I just got the SCART to BNC cable and I am having some picture issues. Also I am getting a real bad hmm/hiss from the audio
Check the monitor buttons, I'm thinking EXT Sync. Toggle it, it might be treating it as composite/component/s-video which are modes with "integrated sync". but that would give out a garbled image.
If it's not that I think it's
Line/RGB button.
Mess with that.
I've been wondering, if Framemeister is better at upscaling 480i signals compared to 480p, does that mean PS2 RGB looks better than PS2 component through the framemeister?
If that's so it depends on the game.
Well deinterlaced 480i can look almost as good as 480p if the game is 30 fps and the gameplay is slow/the camera is not free or very fluid... not regulable even... or if the scrolling speed... in case of 2D/2.5D content/gameplay is not very high... Something like an RPG or slow plataformer/sidescroller.
In this case, if the Framemeister gives a better still image out of it than it does with 480p it'll have the edge.
If on the other hand we're talking 60 fps 480p game, unstable framerate game, a game that horizontally scrolls very fast or has a very fluid regulable camera (say, like the one in Zelda WW using the second joystick) then unless 480p is hideous and badly scaled probably no way going 480i is preferable... it's kinda hard to explain, but 480i uses half frames or fields, so it either pulls 30 full frames out of 60 fields/incomplete ones (it works like this with DVD's and video in general) or... you'll have 60 incomplete frames, or some "single" half frames going on nonetheless - this is very normal, with frame drops and all. That's a deinterlacer worst nightmare because one can only acquire a complete frame out of two frames based on the same framebuffer reading, which is what the deinterlacer is trying to do every time.

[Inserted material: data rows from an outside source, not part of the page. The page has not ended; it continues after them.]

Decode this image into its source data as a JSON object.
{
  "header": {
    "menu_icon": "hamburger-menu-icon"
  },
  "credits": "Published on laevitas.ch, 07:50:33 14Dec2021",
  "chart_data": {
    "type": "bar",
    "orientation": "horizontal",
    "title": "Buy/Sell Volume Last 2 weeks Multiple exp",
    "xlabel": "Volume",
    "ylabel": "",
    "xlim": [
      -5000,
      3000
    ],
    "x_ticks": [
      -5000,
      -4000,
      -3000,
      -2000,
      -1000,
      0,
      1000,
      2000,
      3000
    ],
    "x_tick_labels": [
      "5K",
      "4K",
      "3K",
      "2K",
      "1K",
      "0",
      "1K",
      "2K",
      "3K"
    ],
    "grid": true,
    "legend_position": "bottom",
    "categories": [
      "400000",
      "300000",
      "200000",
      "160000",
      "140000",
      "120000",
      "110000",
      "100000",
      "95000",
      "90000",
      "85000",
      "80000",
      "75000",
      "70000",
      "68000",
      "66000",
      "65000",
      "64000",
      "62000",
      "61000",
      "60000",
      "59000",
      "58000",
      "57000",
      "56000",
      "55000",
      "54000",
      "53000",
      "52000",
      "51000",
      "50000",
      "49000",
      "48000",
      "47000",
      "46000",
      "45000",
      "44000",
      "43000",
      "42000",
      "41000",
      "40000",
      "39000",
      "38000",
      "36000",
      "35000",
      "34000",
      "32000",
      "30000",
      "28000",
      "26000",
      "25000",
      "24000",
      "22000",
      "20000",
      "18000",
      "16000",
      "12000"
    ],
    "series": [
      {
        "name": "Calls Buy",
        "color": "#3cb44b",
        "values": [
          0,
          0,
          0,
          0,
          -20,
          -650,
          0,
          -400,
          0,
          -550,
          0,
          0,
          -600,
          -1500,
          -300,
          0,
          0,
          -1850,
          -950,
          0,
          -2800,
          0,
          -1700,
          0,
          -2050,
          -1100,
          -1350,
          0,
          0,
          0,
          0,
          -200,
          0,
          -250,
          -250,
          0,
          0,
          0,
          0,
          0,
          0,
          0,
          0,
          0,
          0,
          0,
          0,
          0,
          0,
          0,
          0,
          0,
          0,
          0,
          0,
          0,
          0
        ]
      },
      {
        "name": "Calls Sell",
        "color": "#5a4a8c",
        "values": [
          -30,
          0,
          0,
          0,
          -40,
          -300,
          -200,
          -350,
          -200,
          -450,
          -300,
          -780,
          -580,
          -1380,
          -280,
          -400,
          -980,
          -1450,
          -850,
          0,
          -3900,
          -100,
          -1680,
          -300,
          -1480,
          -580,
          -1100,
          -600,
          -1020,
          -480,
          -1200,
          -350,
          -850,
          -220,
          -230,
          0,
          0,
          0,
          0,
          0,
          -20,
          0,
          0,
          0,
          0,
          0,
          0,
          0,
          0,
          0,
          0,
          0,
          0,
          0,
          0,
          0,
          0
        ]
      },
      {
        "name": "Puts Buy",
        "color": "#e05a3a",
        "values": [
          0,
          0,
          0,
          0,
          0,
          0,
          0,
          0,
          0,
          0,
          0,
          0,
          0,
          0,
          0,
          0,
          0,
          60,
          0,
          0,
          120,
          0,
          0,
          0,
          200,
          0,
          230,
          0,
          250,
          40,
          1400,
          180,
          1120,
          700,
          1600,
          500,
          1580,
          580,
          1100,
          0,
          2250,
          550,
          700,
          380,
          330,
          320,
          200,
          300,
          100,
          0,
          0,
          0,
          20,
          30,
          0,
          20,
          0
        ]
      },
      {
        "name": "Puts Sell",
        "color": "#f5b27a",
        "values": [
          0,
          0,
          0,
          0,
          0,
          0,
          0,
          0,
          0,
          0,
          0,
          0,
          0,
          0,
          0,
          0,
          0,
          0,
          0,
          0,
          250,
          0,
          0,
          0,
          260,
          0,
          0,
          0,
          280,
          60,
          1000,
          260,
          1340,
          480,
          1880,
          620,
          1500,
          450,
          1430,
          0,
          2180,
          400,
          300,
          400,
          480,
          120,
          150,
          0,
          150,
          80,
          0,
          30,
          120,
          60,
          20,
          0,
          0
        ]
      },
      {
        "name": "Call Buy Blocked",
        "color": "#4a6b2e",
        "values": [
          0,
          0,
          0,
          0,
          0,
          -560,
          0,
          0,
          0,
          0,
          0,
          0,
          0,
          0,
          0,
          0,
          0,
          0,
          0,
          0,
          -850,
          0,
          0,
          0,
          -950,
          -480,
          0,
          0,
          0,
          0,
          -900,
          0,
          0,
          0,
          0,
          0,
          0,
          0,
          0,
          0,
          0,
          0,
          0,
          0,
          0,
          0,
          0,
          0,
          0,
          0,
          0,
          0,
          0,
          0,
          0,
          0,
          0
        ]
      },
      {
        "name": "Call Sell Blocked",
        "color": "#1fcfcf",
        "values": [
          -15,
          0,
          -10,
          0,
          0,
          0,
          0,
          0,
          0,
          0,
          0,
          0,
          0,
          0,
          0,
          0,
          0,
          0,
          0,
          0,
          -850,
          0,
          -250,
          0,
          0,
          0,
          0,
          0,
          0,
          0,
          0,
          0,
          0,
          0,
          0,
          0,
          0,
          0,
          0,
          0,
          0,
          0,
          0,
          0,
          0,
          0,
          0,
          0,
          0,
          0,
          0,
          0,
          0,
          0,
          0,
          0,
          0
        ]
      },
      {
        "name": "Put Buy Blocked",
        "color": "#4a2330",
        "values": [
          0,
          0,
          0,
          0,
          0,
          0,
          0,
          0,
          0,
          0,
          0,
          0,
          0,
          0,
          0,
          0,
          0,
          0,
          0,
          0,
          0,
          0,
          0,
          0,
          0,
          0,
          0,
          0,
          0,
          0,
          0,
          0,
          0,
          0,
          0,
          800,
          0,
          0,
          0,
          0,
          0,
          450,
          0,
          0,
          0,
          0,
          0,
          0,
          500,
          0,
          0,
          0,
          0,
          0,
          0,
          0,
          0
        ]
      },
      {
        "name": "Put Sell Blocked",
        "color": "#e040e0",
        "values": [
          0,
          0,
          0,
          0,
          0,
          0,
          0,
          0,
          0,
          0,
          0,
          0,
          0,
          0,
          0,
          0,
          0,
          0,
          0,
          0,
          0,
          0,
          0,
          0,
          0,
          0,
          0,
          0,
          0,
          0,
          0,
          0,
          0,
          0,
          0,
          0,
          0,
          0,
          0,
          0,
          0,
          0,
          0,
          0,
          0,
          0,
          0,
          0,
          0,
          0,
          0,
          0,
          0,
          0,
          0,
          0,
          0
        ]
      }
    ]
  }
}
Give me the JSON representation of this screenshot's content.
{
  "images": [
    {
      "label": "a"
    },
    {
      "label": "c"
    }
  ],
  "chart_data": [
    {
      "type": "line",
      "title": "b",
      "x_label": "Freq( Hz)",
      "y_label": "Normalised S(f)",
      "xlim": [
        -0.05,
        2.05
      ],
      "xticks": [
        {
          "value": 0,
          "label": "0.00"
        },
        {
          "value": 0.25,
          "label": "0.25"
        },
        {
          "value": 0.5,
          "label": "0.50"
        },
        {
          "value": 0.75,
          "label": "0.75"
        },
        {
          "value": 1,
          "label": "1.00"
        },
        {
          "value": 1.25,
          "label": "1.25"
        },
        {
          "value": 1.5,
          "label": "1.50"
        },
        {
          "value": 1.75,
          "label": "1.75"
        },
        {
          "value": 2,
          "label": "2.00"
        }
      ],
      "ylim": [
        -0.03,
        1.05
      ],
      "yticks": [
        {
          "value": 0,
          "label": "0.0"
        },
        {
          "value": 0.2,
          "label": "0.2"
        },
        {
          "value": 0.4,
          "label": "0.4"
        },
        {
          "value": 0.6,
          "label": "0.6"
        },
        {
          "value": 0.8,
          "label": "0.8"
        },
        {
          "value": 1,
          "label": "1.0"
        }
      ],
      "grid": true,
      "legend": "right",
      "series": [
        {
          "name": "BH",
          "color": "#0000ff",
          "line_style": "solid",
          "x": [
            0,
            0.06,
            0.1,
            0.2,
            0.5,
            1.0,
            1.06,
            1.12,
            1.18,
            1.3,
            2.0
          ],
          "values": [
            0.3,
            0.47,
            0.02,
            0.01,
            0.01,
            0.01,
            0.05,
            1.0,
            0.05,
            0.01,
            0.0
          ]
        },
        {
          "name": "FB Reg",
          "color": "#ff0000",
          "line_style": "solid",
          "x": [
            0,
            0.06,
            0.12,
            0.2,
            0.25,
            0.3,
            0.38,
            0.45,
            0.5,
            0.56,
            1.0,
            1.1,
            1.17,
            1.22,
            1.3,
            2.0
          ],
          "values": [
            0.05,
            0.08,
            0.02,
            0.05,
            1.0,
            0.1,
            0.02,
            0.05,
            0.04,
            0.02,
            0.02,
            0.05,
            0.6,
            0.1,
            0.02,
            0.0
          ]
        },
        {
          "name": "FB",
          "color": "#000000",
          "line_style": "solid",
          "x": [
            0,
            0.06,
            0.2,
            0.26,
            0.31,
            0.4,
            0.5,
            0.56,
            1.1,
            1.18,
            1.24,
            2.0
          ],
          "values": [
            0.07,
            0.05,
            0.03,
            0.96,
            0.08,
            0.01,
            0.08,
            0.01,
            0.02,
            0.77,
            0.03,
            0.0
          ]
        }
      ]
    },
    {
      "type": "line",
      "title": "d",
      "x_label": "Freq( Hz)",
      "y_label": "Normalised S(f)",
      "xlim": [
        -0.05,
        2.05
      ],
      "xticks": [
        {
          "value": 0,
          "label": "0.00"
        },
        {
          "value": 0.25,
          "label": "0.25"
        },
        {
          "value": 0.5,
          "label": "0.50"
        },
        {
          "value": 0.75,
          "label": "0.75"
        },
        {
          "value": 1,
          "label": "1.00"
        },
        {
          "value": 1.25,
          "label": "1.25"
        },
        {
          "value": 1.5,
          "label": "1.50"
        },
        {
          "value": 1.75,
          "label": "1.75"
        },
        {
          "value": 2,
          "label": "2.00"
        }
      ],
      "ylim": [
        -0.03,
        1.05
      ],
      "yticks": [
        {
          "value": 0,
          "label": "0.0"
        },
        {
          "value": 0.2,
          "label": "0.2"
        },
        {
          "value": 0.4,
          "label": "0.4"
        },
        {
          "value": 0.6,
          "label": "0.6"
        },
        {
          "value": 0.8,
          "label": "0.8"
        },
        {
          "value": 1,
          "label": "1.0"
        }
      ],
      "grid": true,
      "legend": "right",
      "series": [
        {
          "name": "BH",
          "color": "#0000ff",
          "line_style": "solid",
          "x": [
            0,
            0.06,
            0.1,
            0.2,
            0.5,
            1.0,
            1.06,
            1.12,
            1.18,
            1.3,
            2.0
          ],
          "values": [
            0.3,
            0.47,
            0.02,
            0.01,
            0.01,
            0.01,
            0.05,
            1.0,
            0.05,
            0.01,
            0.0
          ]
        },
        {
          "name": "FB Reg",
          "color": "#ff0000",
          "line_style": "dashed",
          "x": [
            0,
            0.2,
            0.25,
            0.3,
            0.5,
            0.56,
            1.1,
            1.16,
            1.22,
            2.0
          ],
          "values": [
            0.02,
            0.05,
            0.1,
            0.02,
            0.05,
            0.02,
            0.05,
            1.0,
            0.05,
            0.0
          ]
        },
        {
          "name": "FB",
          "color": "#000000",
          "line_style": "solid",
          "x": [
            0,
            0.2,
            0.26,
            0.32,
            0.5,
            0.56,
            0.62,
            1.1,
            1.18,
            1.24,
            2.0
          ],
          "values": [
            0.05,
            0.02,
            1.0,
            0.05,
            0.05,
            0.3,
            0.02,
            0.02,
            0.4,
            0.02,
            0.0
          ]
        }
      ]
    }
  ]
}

Which is why if it is a very still game even if there's issues artifacts they won't be noticeable wether on a very fast game they just might.
Deinterlacing usually also adds up on the input lag time, precisely because it needs two half frames to process a result, those half frames have the same timing as two full frames in 480p.
If it's PS2 it'll be fine for most games over scart because most don't even support 480p. I'm using scart lately due to my scaler giving me geometry controls in RGBS but not over component and the PS2 games having such a ridiculous overscan going on.